= Liberal Party (Netherlands) =

Dutch political party

The Liberal Party (in Dutch: Liberale Partij, LP) was a Dutch conservative liberal political party. The LP played only a marginal role in Dutch politics.

==Party history==
The Liberal Party was founded in 1922 by 85-year-old former minister Samuel van Houten in reaction to the foundation of the Liberal State Party which united all liberal parties. Van Houten disagreed with the political course of this new party especially where it came to economic policy and electoral law. Van Houten had started out as an extremely progressive liberal, who as an MP in the 1870s had initiated the first forms of social legislation and as a minister in the 1880s had reformed the electoral law. In the 1910s he had become more conservative, opposing encroaching social legislation and the new electoral system.

In the 1922 elections, the party won one seat. Van Houten was the party's top candidate; he had already announced that he would not take a seat in parliament, if the party would win too little seats. The party's one seat was taken by Lizzy van Dorp a classical liberal and feminist, who had been member of the Liberal State Party.

After the elections of 1925, the Liberal Party merged with the State Party for People's Prosperity (Staatspartij voor de Volkswelvaart) into the Fatherland League (Vaderlandsch Verbond) in 1925; (Note: The Liberal Party left the Fatherland League when this was resurrected as a reactionary party in May 1926.) however, van Dorp did not join the new party, since it gave up its free trade stance. She returned to the Liberal State Party.

==Ideology and issues==
The party platform was based on free market liberalism and opposition to the new electoral system in the Pacification of 1917.

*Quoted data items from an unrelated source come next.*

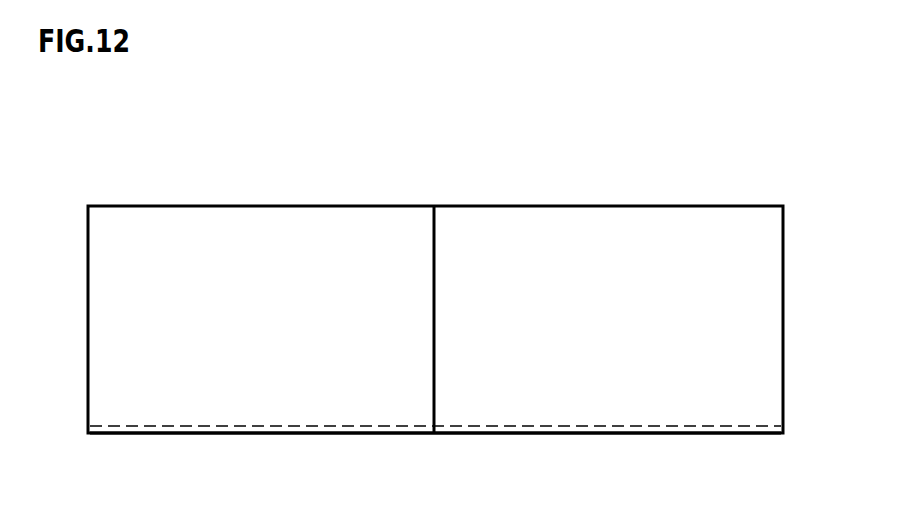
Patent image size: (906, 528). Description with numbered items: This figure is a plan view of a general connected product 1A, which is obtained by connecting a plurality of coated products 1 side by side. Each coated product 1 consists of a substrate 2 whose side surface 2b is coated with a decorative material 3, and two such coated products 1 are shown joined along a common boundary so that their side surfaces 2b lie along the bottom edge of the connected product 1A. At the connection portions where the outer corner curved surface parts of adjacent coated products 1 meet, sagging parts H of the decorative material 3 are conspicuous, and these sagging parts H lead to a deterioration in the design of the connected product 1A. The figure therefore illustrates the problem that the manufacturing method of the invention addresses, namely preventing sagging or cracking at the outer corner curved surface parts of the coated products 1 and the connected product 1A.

The coated product 1 is at (276, 192).
The connected product 1A is at (413, 172).
The substrate 2 is at (200, 255).
The side surface 2b is at (180, 427).
The decorative material 3 is at (137, 247).
The sagging part H is at (432, 442).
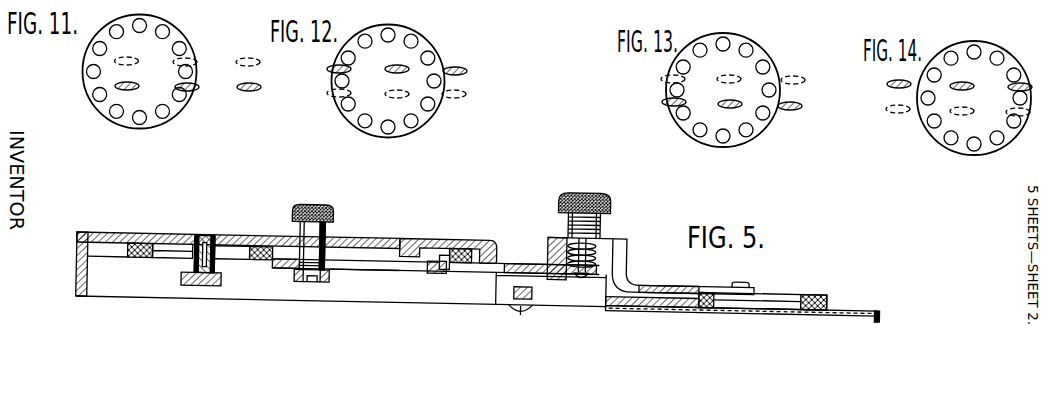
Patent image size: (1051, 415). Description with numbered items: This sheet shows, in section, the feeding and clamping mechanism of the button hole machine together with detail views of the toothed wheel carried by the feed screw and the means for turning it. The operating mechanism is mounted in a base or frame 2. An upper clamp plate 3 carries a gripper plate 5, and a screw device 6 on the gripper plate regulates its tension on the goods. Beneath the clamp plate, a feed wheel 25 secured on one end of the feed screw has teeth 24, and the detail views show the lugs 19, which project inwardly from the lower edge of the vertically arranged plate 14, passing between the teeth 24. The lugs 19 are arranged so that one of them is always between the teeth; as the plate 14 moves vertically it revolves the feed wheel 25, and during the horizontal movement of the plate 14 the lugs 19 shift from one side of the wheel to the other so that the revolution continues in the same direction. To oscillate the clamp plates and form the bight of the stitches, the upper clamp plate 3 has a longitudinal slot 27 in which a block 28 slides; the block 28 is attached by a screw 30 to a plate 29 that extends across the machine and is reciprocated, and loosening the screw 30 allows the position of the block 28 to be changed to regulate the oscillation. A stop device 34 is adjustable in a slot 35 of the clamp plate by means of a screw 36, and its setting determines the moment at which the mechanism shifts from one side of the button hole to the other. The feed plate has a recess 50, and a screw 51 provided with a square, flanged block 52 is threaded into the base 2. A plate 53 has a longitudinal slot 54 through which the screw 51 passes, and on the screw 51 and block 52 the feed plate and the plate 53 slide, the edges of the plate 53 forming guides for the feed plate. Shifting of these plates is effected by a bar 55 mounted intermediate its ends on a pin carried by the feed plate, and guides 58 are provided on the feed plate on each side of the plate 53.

The party wanted to limit government influence, levels of taxation and government spending, and prevent the introduction of a system of social welfare.

The party advocated the return to the pre-Pacification electoral system, with limited voting rights and a two-round system in single seat constituencies. Members of parliament should be elected as independents without a party discipline.

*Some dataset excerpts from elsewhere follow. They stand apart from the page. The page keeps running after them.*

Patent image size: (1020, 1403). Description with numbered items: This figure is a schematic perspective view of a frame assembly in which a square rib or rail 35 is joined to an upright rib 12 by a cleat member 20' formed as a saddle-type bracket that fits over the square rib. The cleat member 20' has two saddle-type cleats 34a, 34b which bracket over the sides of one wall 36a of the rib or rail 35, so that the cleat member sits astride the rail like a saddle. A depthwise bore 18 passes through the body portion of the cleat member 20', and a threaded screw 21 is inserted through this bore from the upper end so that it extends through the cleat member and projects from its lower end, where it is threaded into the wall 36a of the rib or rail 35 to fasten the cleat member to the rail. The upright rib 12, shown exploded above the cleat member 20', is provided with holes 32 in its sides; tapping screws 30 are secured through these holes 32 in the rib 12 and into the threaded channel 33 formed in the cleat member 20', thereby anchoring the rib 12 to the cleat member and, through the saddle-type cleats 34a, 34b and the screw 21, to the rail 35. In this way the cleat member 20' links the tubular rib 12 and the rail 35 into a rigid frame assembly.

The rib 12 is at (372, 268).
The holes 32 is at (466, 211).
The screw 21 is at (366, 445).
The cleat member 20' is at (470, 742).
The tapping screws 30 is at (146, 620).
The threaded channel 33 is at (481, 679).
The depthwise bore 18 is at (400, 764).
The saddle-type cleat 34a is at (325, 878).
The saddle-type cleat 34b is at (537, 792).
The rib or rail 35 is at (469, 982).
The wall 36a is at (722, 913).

==Leadership and support==
This table shows the LP's results in elections to the House of Representatives and Senate elections, as well as the party's political leadership: the fractievoorzitter, is the chair of the parliamentary party and the lijsttrekker is the party's top candidate in the general election, these posts are normally taken by the party's leader.

| Year | HoR | S | Lijsttrekker | Fractievoorzitter |
|---|---|---|---|---|
| 1922 | 1 | 0 | Samuel van Houten | Lizzy van Dorp |
| 1923 | 1 | 0 | no elections | Lizzy van Dorp |
| 1924 | 1 | 0 | no elections | Lizzy van Dorp |

==Electorate==
The Liberal Party drew most of its support from liberal cities the Hague and Amsterdam, and from Groningen the home base of Van Houten.